Description
Just over hundred years ago, in 1917, Leonard and Virginia Woolf began a publishing house from their dining-room table. This volume marks the centenary of that auspicious beginning. Inspired by Leonard and Virginia Woolf's radical innovations as independent publishers, the volume celebrates the Hogarth Press as a key intervention in modernist and women's writing and demonstrates its importance to independent publishing and bookselling in the long twentieth century. Building on work shared at the 27th Annual Virginia Woolf Conference held at the University of Reading in June 2017, the contributors discuss what Leonard Woolf called "The World of Books" in his long-running column on all sorts of book matters in the weekly periodical the Nation and Athenaeum. Topics include archives, craftsmanship, artwork, libraries, collecting, reading, publishing, translation, reception, re-visions, editing, and teaching. The essays collected here foreground the growing interventions of book and material history in Woolf studies and together provide a timely contribution to debates about independent publishing in our own rapidly-shifting world of books.
About the authors
Contributor Notes
Nicola Wilson is lecturer in book and publishing studies at the University of Reading. Her first book is Home in British Working-Class Fiction (2015) and her current project is Books by Mail: The Story of the Book Society, 1929-69. She has written various articles and chapters about the archives of the Hogarth Press and is a co-author of Scholarly Adventures in Digital Humanities: Making the Modernist Archives Publishing Project (2017).

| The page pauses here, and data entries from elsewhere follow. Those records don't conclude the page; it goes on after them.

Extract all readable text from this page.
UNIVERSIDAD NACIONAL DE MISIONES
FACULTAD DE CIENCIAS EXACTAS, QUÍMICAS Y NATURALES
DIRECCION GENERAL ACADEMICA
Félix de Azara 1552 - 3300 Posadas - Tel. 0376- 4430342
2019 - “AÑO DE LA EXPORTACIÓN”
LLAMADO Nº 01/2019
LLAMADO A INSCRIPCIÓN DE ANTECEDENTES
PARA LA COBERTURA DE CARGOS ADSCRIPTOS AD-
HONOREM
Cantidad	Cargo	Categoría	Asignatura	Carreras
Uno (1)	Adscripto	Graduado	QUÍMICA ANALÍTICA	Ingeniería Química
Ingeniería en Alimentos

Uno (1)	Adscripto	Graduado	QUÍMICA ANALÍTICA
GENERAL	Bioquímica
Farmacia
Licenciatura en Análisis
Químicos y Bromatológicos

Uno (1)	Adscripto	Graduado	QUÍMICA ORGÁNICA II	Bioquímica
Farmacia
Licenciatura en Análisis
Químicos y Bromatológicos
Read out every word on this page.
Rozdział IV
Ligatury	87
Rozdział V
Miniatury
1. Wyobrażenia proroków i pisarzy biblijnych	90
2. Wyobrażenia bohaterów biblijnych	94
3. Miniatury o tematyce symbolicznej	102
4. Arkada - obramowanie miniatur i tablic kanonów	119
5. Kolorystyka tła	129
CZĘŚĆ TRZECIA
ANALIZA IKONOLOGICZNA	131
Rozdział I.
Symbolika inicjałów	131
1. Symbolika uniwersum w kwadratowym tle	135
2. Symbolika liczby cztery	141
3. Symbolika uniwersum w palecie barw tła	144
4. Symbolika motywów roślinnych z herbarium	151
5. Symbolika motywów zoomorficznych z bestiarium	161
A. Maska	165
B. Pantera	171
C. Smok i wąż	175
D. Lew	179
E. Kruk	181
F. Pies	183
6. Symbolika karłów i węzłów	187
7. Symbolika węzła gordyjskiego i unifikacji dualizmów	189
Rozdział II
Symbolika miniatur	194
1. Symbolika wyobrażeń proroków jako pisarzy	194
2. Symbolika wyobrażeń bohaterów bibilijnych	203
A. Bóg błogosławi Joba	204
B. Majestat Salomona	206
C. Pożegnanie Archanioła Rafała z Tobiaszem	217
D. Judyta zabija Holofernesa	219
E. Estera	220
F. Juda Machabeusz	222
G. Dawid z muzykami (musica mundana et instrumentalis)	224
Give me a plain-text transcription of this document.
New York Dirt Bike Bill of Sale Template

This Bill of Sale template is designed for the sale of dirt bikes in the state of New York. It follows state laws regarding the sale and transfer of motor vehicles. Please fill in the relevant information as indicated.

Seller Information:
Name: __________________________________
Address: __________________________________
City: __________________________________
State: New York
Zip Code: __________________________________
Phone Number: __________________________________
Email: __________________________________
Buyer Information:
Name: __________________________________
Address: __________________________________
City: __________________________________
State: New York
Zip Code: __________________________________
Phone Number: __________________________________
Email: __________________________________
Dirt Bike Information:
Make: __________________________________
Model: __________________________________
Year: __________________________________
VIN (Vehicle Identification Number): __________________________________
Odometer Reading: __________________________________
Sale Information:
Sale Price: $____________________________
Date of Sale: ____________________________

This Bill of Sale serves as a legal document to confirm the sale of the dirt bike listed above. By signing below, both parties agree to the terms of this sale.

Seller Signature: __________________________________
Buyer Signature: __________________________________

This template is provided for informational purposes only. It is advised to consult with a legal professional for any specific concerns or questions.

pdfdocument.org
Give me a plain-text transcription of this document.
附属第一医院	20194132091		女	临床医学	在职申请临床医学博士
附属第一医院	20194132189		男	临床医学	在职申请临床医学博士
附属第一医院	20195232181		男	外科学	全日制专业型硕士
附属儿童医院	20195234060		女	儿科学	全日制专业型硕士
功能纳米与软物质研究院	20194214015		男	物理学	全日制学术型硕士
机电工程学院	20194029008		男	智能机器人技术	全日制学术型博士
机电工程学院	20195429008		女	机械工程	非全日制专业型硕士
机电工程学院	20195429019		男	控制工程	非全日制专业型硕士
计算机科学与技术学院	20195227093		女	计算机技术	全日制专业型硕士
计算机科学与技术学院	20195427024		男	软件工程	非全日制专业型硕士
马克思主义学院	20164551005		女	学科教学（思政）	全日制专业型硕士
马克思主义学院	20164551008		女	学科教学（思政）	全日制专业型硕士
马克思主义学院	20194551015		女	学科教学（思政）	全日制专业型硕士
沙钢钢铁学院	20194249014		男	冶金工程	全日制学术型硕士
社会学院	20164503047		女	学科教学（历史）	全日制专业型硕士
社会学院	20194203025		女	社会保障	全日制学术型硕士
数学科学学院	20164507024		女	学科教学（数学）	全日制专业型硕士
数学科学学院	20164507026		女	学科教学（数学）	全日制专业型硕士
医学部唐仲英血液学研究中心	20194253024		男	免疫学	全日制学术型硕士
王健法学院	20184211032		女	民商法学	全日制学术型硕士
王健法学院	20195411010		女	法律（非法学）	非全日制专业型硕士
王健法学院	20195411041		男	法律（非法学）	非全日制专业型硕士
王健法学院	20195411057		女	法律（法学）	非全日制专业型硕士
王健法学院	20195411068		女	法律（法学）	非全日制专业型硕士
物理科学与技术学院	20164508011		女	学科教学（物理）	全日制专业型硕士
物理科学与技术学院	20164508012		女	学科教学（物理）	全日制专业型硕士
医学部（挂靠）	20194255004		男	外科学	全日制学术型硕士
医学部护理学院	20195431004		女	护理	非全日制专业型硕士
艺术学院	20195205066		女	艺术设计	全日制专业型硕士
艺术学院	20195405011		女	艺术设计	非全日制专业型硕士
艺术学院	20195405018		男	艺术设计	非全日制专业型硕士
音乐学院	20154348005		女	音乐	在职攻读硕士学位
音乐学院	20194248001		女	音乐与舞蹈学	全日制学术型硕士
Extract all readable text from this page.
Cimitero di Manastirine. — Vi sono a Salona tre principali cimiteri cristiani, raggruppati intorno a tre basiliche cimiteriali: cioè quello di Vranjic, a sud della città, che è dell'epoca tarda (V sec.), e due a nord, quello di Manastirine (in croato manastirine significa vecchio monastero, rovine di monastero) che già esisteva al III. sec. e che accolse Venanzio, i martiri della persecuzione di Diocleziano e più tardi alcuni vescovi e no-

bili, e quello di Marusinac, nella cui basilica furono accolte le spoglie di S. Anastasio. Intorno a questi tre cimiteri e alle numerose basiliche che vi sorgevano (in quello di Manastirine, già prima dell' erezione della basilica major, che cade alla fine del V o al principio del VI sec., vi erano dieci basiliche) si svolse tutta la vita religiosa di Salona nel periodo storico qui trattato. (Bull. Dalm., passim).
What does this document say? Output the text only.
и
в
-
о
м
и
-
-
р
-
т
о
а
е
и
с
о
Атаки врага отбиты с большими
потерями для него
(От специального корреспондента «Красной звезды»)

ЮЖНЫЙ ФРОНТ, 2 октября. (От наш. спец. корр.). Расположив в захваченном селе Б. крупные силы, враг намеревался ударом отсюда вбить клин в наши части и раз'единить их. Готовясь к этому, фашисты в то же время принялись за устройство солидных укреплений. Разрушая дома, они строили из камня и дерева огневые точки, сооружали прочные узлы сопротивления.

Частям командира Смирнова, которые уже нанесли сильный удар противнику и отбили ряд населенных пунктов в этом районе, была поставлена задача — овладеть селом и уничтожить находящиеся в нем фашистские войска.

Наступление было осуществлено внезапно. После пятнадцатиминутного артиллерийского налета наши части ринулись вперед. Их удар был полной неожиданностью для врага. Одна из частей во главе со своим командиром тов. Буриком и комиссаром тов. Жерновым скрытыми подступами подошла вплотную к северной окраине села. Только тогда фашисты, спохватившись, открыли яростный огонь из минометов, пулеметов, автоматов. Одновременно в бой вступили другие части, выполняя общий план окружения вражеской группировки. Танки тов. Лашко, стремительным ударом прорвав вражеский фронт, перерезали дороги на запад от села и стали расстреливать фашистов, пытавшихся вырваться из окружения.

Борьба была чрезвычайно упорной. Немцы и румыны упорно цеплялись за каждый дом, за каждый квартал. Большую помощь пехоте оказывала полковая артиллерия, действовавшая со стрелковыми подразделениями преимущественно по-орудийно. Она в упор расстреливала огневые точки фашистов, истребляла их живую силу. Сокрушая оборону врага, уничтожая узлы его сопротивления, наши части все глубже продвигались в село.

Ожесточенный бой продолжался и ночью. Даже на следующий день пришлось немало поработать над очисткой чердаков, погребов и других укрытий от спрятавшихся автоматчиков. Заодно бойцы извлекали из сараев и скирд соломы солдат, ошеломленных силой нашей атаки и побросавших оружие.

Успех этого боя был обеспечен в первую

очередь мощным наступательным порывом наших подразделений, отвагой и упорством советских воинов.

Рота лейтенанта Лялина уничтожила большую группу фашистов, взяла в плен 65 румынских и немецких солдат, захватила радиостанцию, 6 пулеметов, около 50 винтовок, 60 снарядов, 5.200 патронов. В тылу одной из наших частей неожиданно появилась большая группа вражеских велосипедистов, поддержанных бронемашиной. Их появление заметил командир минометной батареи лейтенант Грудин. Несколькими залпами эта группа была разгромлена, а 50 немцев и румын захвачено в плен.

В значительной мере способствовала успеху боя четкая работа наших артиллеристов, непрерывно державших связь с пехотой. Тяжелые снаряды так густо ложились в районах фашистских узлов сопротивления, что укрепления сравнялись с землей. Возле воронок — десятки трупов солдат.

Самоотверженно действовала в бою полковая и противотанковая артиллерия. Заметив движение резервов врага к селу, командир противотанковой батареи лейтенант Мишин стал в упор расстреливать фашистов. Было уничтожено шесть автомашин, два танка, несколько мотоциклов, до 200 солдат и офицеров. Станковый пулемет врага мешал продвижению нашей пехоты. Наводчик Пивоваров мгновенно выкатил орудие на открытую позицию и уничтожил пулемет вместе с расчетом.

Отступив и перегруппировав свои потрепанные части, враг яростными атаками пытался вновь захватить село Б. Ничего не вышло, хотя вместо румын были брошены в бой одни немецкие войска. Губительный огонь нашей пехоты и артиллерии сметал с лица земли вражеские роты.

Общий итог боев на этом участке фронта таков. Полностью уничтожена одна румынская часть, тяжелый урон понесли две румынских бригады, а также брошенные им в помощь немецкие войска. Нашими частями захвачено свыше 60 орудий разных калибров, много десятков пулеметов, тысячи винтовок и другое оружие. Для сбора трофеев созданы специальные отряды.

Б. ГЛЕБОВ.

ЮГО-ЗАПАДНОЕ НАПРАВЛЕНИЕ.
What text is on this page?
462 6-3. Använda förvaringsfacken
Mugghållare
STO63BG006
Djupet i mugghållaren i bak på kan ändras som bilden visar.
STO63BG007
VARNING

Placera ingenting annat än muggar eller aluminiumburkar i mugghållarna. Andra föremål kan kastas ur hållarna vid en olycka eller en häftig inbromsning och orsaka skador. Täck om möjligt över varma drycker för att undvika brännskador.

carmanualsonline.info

Claire Battershill is a Government of Canada Banting Postdoctoral Fellow at Simon Fraser University, Canada and the Social Sciences and Humanities Research Council of Canada Impact Award Winner in the Talent Category for 2017. She is the author of Circus (McClelland and Stewart, 2014); Modernist Lives: Biography and Autobiography at Leonard and Virginia Woolf's Hogarth Press (Bloomsbury, 2018); co-author (with Helen Southworth, Alice Staveley, Michael Widner, Elizabeth Willson Gordon, and Nicola Wilson) of Scholarly Adventures in Digital Humanities (Palgrave, 2017); and co-author (with Shawna Ross) of Using Digital Humanities in the Classroom (Bloomsbury, 2017).